Intégrité des enquêtes
Les enquêtes relatives aux élections doivent respecter les mêmes principes d’intégrité que ceux que l’on attend des administrateurs électoraux et des participants. De manière générale, la protection de l’intégrité d’une enquête exige :
- Indépendance : une enquête se doit d’être objective et impartiale. Cela se révèle difficile lorsque les enquêteurs subissent des pressions politiques afin de parvenir à certaines conclusions. Il est plus facile de rester objectif si l’organisme chargé des enquêtes ne dépend pas d’un autre pour ce qui est de ses orientations, de ses ressources ou de son personnel.
- Neutralité : l’organisme chargé de l’enquête doit être neutre, tout comme ses enquêteurs. La neutralité peut être plus facile à préserver si l’organisme est politiquement indépendant et si ses membres appartiennent à la fonction publique, au lieu d’être nommés par la classe politique. On peut également promouvoir la neutralité en imposant à chaque enquêteur de divulguer leurs conflits d’intérêts potentiels dans les affaires en cours et en veillant à ce qu’ils ne participent pas aux enquêtes sur ces affaires.
- Compétence : la compétence d’un organisme chargé de l’application des lois dans une affaire donnée est déterminée au premier chef par les lois qui ont été enfreintes. Cela peut notamment poser problème dans les systèmes fédéraux dans lesquels des élections sont parfois organisées en parallèle à l’échelon national, régional et local.
- Enquêteurs qualifiés : les enquêteurs doivent être des professionnels qui savent enquêter, réunir des éléments de preuve ou pièces à conviction qui seront protégé(e)s et admissibles dans des procédures administratives ou judiciaires, et protéger les droits des témoins.

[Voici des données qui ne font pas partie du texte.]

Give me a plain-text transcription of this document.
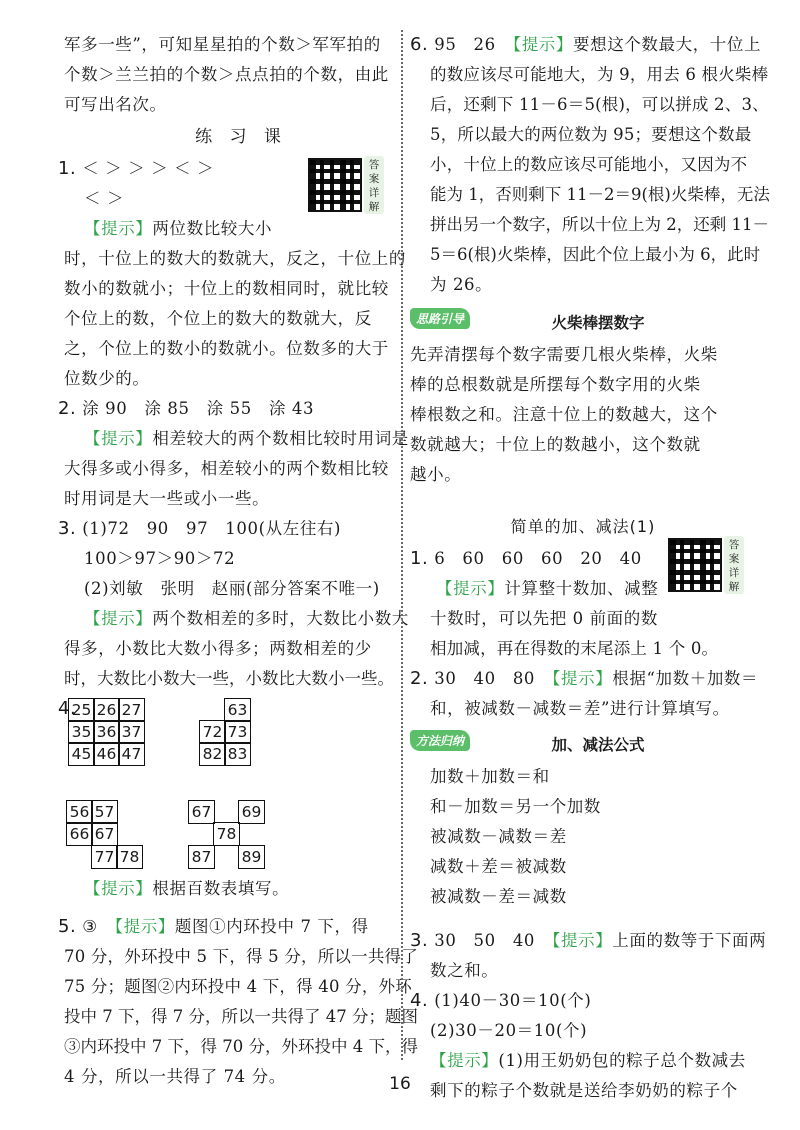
军多一些”，可知星星拍的个数＞军军拍的

个数＞兰兰拍的个数＞点点拍的个数，由此

可写出名次。

练 习 课

1. ＜ ＞ ＞ ＞ ＜ ＞

＜ ＞

答案详解

【提示】两位数比较大小

时，十位上的数大的数就大，反之，十位上的

数小的数就小；十位上的数相同时，就比较

个位上的数，个位上的数大的数就大，反

之，个位上的数小的数就小。位数多的大于

位数少的。

2. 涂 90　涂 85　涂 55　涂 43

【提示】相差较大的两个数相比较时用词是

大得多或小得多，相差较小的两个数相比较

时用词是大一些或小一些。

3. (1)72　90　97　100(从左往右)

100＞97＞90＞72

(2)刘敏　张明　赵丽(部分答案不唯一)

【提示】两个数相差的多时，大数比小数大

得多，小数比大数小得多；两数相差的少

时，大数比小数大一些，小数比大数小一些。

4.

25 26 27
35 36 37
45 46 47
63
72 73
82 83
56 57
66 67
77 78
67 69
78
87 89

【提示】根据百数表填写。

5. ③　 【提示】题图①内环投中 7 下，得

70 分，外环投中 5 下，得 5 分，所以一共得了

75 分；题图②内环投中 4 下，得 40 分，外环

投中 7 下，得 7 分，所以一共得了 47 分；题图

③内环投中 7 下，得 70 分，外环投中 4 下，得

4 分，所以一共得了 74 分。

6. 95　26　 【提示】要想这个数最大，十位上

的数应该尽可能地大，为 9，用去 6 根火柴棒

后，还剩下 11－6＝5(根)，可以拼成 2、3、

5，所以最大的两位数为 95；要想这个数最

小，十位上的数应该尽可能地小，又因为不

能为 1，否则剩下 11－2＝9(根)火柴棒，无法

拼出另一个数字，所以十位上为 2，还剩 11－

5＝6(根)火柴棒，因此个位上最小为 6，此时

为 26。

思路引导	火柴棒摆数字

先弄清摆每个数字需要几根火柴棒，火柴

棒的总根数就是所摆每个数字用的火柴

棒根数之和。注意十位上的数越大，这个

数就越大；十位上的数越小，这个数就

越小。

简单的加、减法(1)

1. 6　60　60　60　20　40

答案详解

【提示】计算整十数加、减整

十数时，可以先把 0 前面的数

相加减，再在得数的末尾添上 1 个 0。

2. 30　40　80　 【提示】根据“加数＋加数＝

和，被减数－减数＝差”进行计算填写。

方法归纳	加、减法公式

加数＋加数＝和

和－加数＝另一个加数

被减数－减数＝差

减数＋差＝被减数

被减数－差＝减数

3. 30　50　40　 【提示】上面的数等于下面两

数之和。

4. (1)40－30＝10(个)

(2)30－20＝10(个)

【提示】(1)用王奶奶包的粽子总个数减去

剩下的粽子个数就是送给李奶奶的粽子个

16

Dans le cas contraire, l’enquête pourrait ne pas être adaptée ou son intégrité pourrait être compromise.
- Des procédures efficaces : les problèmes d’intégrité abordés dans cette section peuvent être évités en élaborant des procédures opérationnelles efficaces en matière d’enquête et de collecte d’informations, en vue de protéger ou d’analyser les pièces à convictions et de protéger les droits des témoins et des suspects.
- Respect des droits civils et politiques des témoins et des suspects : le Pacte international relatif aux droits civils et politiques constitue la référence juridique internationale en matière de protection des droits civils et politiques, mais également des droits de l’homme d’ordre plus général. Concernant les droits des personnes impliquées dans des procédures judiciaires, les observations pertinentes du Comité des droits de l’homme de l’ONU doivent être prises en compte [1].

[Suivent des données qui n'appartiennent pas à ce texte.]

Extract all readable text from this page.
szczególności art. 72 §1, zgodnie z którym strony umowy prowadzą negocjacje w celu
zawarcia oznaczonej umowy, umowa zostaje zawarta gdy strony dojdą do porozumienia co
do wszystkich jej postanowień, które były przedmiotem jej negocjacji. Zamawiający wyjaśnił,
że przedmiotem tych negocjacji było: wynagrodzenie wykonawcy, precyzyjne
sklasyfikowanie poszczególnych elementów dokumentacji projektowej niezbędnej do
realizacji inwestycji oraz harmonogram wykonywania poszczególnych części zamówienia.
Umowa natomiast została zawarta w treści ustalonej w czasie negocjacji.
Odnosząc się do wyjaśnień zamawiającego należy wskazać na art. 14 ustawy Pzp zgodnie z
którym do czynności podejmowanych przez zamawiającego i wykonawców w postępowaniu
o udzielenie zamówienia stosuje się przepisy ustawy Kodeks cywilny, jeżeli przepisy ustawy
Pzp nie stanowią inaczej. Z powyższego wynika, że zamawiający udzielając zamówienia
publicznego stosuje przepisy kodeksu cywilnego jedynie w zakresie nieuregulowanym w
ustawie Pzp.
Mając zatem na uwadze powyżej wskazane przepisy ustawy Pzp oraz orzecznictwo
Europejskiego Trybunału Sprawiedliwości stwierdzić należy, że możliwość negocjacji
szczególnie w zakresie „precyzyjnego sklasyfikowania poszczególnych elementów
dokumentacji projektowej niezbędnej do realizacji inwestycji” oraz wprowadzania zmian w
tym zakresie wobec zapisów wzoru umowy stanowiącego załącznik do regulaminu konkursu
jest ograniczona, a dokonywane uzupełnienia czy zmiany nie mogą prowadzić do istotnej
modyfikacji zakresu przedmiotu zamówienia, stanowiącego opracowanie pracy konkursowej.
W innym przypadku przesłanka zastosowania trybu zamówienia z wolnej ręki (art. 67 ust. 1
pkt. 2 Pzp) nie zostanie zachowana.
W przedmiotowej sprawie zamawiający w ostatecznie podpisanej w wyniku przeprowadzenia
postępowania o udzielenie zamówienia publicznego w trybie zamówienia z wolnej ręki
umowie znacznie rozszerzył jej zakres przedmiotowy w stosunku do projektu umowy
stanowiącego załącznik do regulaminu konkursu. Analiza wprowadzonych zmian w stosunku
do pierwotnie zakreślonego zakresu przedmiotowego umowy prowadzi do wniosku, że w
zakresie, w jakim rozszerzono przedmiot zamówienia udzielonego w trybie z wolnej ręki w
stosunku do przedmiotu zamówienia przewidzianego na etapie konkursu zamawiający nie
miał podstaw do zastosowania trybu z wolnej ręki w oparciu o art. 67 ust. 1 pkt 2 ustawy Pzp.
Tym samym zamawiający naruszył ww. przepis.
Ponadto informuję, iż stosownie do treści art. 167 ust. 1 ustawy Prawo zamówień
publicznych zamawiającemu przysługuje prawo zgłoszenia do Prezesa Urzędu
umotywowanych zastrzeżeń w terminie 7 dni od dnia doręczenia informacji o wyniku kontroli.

- Calendrier : le moment choisi pour ouvrir une enquête peut avoir d’importantes répercussions sur son intégrité. Si elle démarre pendant une campagne électorale, l’enquête peut être utilisée comme munitions politiques par certains candidats. En revanche, le fait de ne pas ouvrir une enquête pourtant justifiée pourrait nuire à l’intégrité du processus. Tout bien considéré, la situation peut se résumer ainsi : une enquête doit être menée suffisamment rapidement pour que les pièces à conviction et les témoins soient toujours disponibles, mais sans perturber le processus électoral.
- Fraude électorale : les enquêtes pour fraude électorale doivent faire l’objet des plus grandes précautions, afin de ne pas dissuader les électeurs d’exercer librement leur droit de vote [2].
[1] Comité des droits de l’homme de l’ONU, Observation générale n° 32, op. cit.
[2] « Dans la plupart des enquêtes pour fraude électorale, les électeurs doivent être interrogés individuellement concernant les circonstances dans lesquelles ils ont voté ou non. […] En règle générale, il ne faut pas organiser ce genre d’audition immédiatement avant une élection ou pendant le scrutin. En effet, le fait que des agents fédéraux interrogent les citoyens sur les circonstances dans lesquelles ils ont voté (ou non) peut facilement dissuader les personnes interrogées d’exercer leur droit de vote légitime, de même que les électeurs ayant connu la même situation. Ce n’est pas le but recherché. » in Donsanto, Craig, « The Federal Crime of Election Fraud », Proceedings of the Third Annual Trilateral Conference on Electoral Systems, IFES, 8 au 10 mai 1996, p. 9.